Pesquisa em cuidados paliativos
1Desfechos subjetivos
Qualidade de vida
Controle de sintomas
Satisfação de familiares
2Desfechos biomédicos
Curvas de sobrevida
Não são os únicos válidos
LEVEL · soulevel.com.br
Alternativa A — ✅ Correta
A capacitação em cuidados paliativos deve, de fato, incluir não apenas equipes especializadas, mas também profissionais generalistas. Isso porque o cuidado paliativo deve ser integrado em diversos níveis de atenção à saúde, desde a atenção primária até o hospital terciário, e todos os profissionais que lidam com pacientes com doenças graves devem ter competências básicas nessa área. O texto de apoio reforça que "cuidados paliativos básicos devem fazer parte do kit de ferramentas para todos os médicos que cuidam de pacientes em estado grave".
Alternativa B — ✅ Correta
Qualidade de vida, controle de sintomas e satisfação dos familiares são, de fato, desfechos relevantes e frequentemente utilizados em pesquisas de cuidados paliativos. O texto de apoio menciona estudos que mostraram melhorias em "qualidade de vida do paciente, taxas de depressão ou ansiedade, satisfação do paciente ou do cuidador e utilização de serviços de saúde no fim da vida", confirmando que esses são endpoints importantes e mensuráveis.
Alternativa C — ✅ Correta
A inovação em cuidados paliativos inclui, de fato, não só avanços farmacológicos, mas também novos modelos assistenciais, uso de telemedicina e desenvolvimento de protocolos de comunicação. O texto de apoio destaca a importância da integração precoce dos cuidados paliativos e a necessidade de comunicação e colaboração efetivas entre os profissionais, o que envolve inovações organizacionais e de comunicação, além das farmacológicas.
Alternativa D — ✅ Correta
A educação permanente em saúde, conforme políticas públicas brasileiras, é entendida como estratégia para integrar teoria e prática no cotidiano, favorecendo aprendizado em serviço e melhoria contínua da assistência. Essa é a definição consagrada da Política Nacional de Educação Permanente em Saúde, que busca transformar as práticas de saúde a partir da reflexão sobre o trabalho real.

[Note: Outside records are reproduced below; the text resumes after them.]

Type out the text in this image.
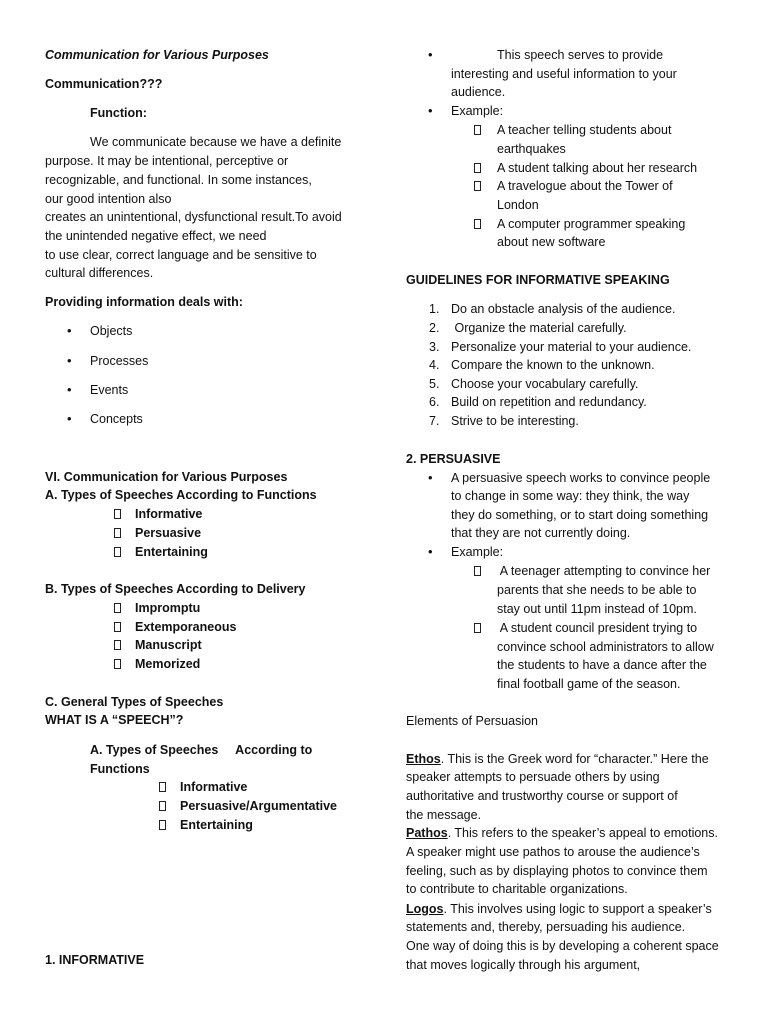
Communication for Various Purposes
Communication???
Function:
We communicate because we have a definite
purpose. It may be intentional, perceptive or
recognizable, and functional. In some instances,
our good intention also
creates an unintentional, dysfunctional result.To avoid
the unintended negative effect, we need
to use clear, correct language and be sensitive to
cultural differences.
Providing information deals with:
• Objects
• Processes
• Events
• Concepts
VI. Communication for Various Purposes
A. Types of Speeches According to Functions
Informative
Persuasive
Entertaining
B. Types of Speeches According to Delivery
Impromptu
Extemporaneous
Manuscript
Memorized
C. General Types of Speeches
WHAT IS A “SPEECH”?
A. Types of Speeches     According to
Functions
Informative
Persuasive/Argumentative
Entertaining
1. INFORMATIVE
•	This speech serves to provide
interesting and useful information to your
audience.
• Example:
A teacher telling students about
earthquakes
A student talking about her research
A travelogue about the Tower of
London
A computer programmer speaking
about new software
GUIDELINES FOR INFORMATIVE SPEAKING
1. Do an obstacle analysis of the audience.
2. Organize the material carefully.
3. Personalize your material to your audience.
4. Compare the known to the unknown.
5. Choose your vocabulary carefully.
6. Build on repetition and redundancy.
7. Strive to be interesting.
2. PERSUASIVE
• A persuasive speech works to convince people
to change in some way: they think, the way
they do something, or to start doing something
that they are not currently doing.
• Example:
A teenager attempting to convince her
parents that she needs to be able to
stay out until 11pm instead of 10pm.
A student council president trying to
convince school administrators to allow
the students to have a dance after the
final football game of the season.
Elements of Persuasion
Ethos. This is the Greek word for “character.” Here the
speaker attempts to persuade others by using
authoritative and trustworthy course or support of
the message.
Pathos. This refers to the speaker’s appeal to emotions.
A speaker might use pathos to arouse the audience’s
feeling, such as by displaying photos to convince them
to contribute to charitable organizations.
Logos. This involves using logic to support a speaker’s
statements and, thereby, persuading his audience.
One way of doing this is by developing a coherent space
that moves logically through his argument,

Alternativa E — ❌ Incorreta ⟵ GABARITO
Esta é a alternativa incorreta. As pesquisas em cuidados paliativos podem e devem utilizar desfechos subjetivos, como qualidade de vida, controle de sintomas e satisfação dos familiares. Esses desfechos são, na verdade, os mais relevantes para avaliar a efetividade das intervenções paliativas, pois capturam o impacto do cuidado na experiência do paciente e da família. A afirmação de que as pesquisas "não podem" utilizar tais desfechos e devem se restringir a indicadores biomédicos mensuráveis, como curvas de sobrevida, é falsa e contraria a prática consolidada na área.
NÃO CAIA NESSA!
A banca inverte o que é valorizado na pesquisa em cuidados paliativos. Ela tenta fazer o candidato acreditar que desfechos subjetivos são um problema metodológico, quando na verdade são o padrão-ouro para avaliar o impacto do cuidado. O termo "não podem" é o gatilho: na pesquisa científica, desfechos subjetivos são não apenas permitidos, mas frequentemente os mais adequados.